The imminent Iran-US interim deal could lift the blockade of the Strait of Hormuz after three and a half months of war, opening the world's most critical energy chokepoint to maritime traffic again.

For India, heavily dependent on Gulf oil, this is a shot in the arm: 16 days of ceasefire have already pulled prices down and injected optimism into global markets.

However, as Shishir Gupta stresses, this is no peace agreement; it is a 60-day breathing space to negotiate the real prize - a nuclear deal.

The core issues remain: Iran's nuclear programme, its growing ballistic missile arsenal, and a network of empowered proxies ring-fencing Israel with longer-range rockets and missiles.

Until these are addressed, any celebration is premature; the 'devil lies in the detail' of a still-unseen text.

Modi's upcoming meeting with Trump on the sidelines of the G7 will be a packed agenda, with Iran, trade, and the recent killing of three Indian sailors in the Gulf of Oman on the table.

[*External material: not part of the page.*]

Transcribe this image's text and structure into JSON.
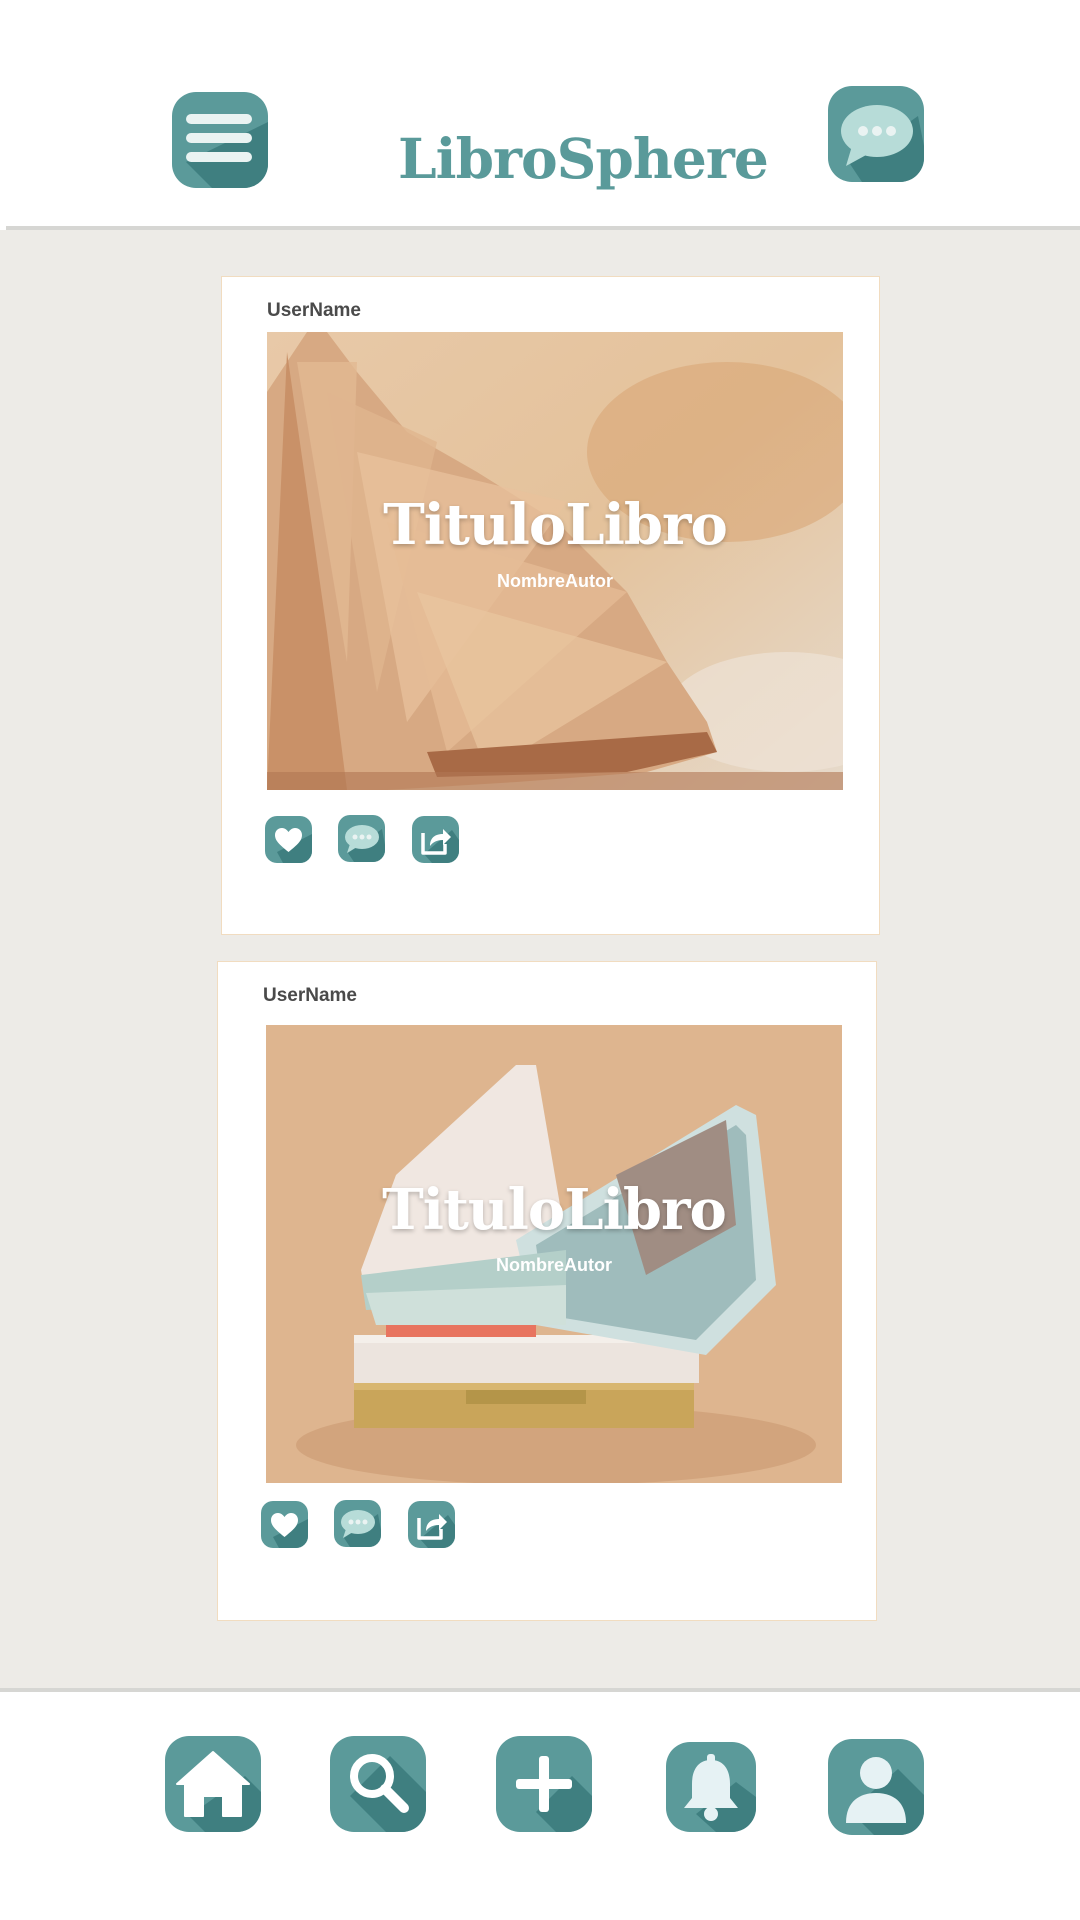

Delhi will seek a 'competitive tariff' - parity with peer exporters - to hold its own in the American market, and Modi will make it clear that Indian lives cannot be collateral damage in a war India is not party to.

Pakistan's diplomatic role in the Iran file has given it a moment, but its limits are clear: Islamabad 'plays both sides' and buys major defence hardware from both the US and China.

Gupta argues that India must stop seeing the world through American, Chinese, or Russian lenses and return to a pure interests-based 'India First' approach.

This means buying Russian oil if it keeps the economy running, hardening against Pakistan's and China's military acquisitions, and investing heavily at home in research, development, and defence manufacturing.